If speed is your goal, Java is the best choice for big data. It handles the simultaneous execution of multiple codes better and is more suitable for cross-platform applications. 

Python is more consistent but requires less code and can compile even if it contains bugs. At the same time, the Python interpreter is 25 times slower than the Java virtual machine. 

Another aspect to consider is typing. Python uses dynamic types, while Java uses static ones. This significantly affects text design, coding, and error handling. Obviously, dynamically-typed languages are simpler and shorter. But the more dynamic Python is harder to write and optimize the compiler. 

You can optimize performance by running the code in an alternative PyPy interpreter. It will get much faster. But then where is its simplicity? And a project based on big data using Java becomes more attractive overall. 

Top 4 things to start a big data project using Python or Java 

When starting a project involving big data, the Java vs Python should be based on what best suits your needs, taking into account the basic requirements. 


Be prepared to learn a lot. You will need to master various software packages and modules. With Python, this will take less time and effort. It’s better for a team that includes both developers and data scientists. 
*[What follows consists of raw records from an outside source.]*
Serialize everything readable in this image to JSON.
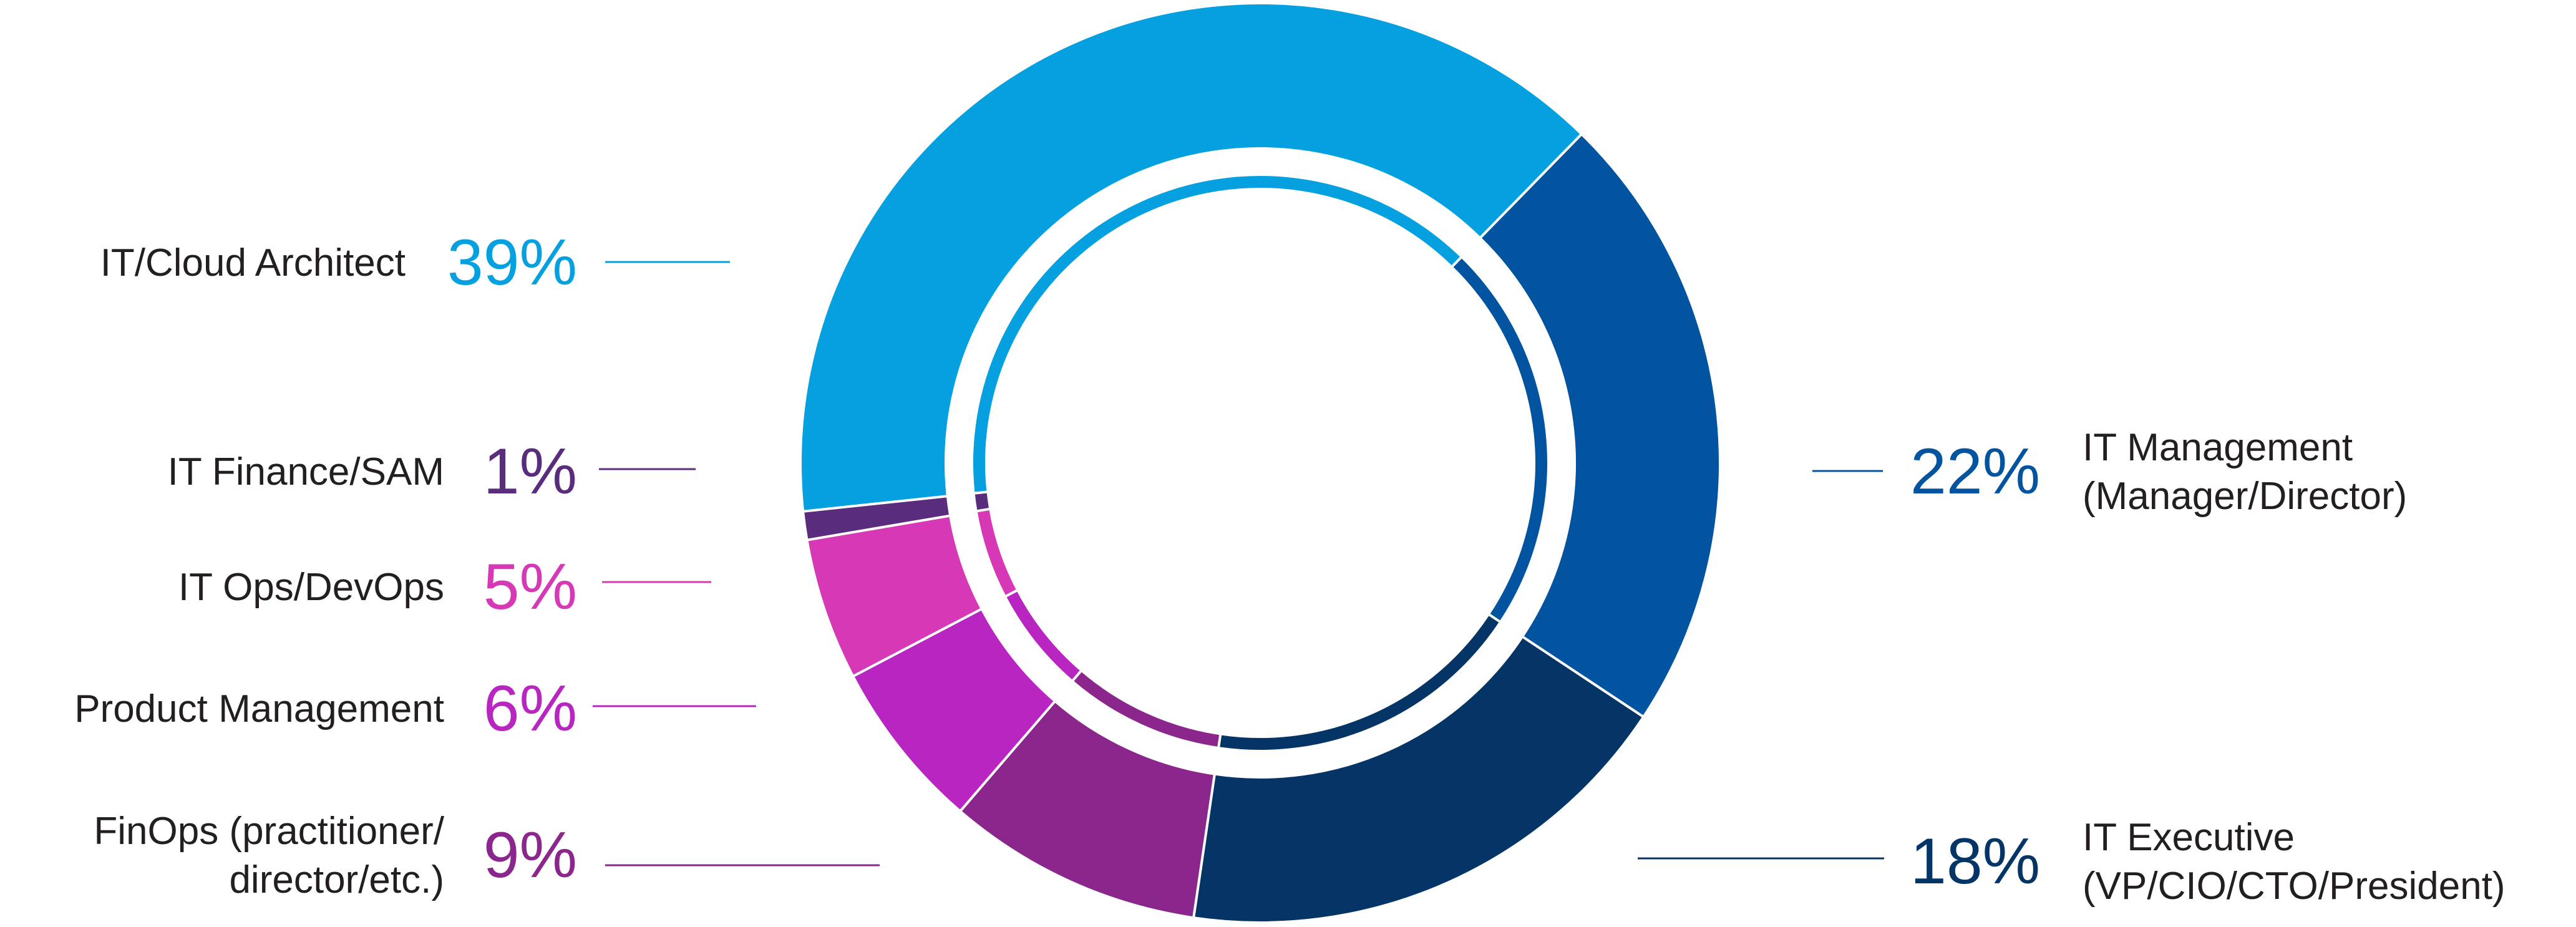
{
  "chart_data": {
    "type": "pie",
    "style": "donut",
    "unit": "%",
    "legend_placement": "labels beside slices",
    "slices": [
      {
        "label": [
          "IT/Cloud Architect"
        ],
        "value": 39,
        "color": "#04A0E0"
      },
      {
        "label": [
          "IT Management",
          "(Manager/Director)"
        ],
        "value": 22,
        "color": "#0254A0"
      },
      {
        "label": [
          "IT Executive",
          "(VP/CIO/CTO/President)"
        ],
        "value": 18,
        "color": "#053567"
      },
      {
        "label": [
          "FinOps (practitioner/",
          "director/etc.)"
        ],
        "value": 9,
        "color": "#8B268C"
      },
      {
        "label": [
          "Product Management"
        ],
        "value": 6,
        "color": "#B825C0"
      },
      {
        "label": [
          "IT Ops/DevOps"
        ],
        "value": 5,
        "color": "#D739B6"
      },
      {
        "label": [
          "IT Finance/SAM"
        ],
        "value": 1,
        "color": "#5A2C7E"
      }
    ]
  }
}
It requires the ability to not only write but also quickly extend applications with new features. Python is more flexible but less efficient than Java in big data. 


In the ever-changing science environment, there are many opportunities to get the desired result. From the perspective of heavy workloads and speed of network communication, a dynamic language may be less productive than a statically-typed language. But for medium-load applications and at the MVP stage, Python is more convenient than Java, due to the shorter development time for new functions. 


When working with big data sources, it is important to optimize the performance of your code. Strong typing provides less code, and concise syntax allows you to write readable code. But compiled technologies are faster than interpreted ones, so a reasonable balance of functionality is needed when choosing a language. 

Java vs Python for data science

Choosing the right language: Python vs Java for big data 

Whether it’s the fancy Python syntax or the more traditional Java, choosing the best programming language for big data depends on your personal preference and business goals. These languages have a lot in common: 

  • extensive libraries with big communities; 
  • object-oriented approach; 
  • support of encapsulation and polymorphism.  

Python clearly has the advantage of being able to run a project easily, while Java beats it in speed and efficiency. If you want to develop mobile applications, web applications, and the Internet of Things solutions, go for Java. It is also the main contender for use in big data projects. 

Python can be used for a wide variety of applications, but its main advantage over Java is its ease of use in data science (big data or data mining), artificial intelligence, and machine learning.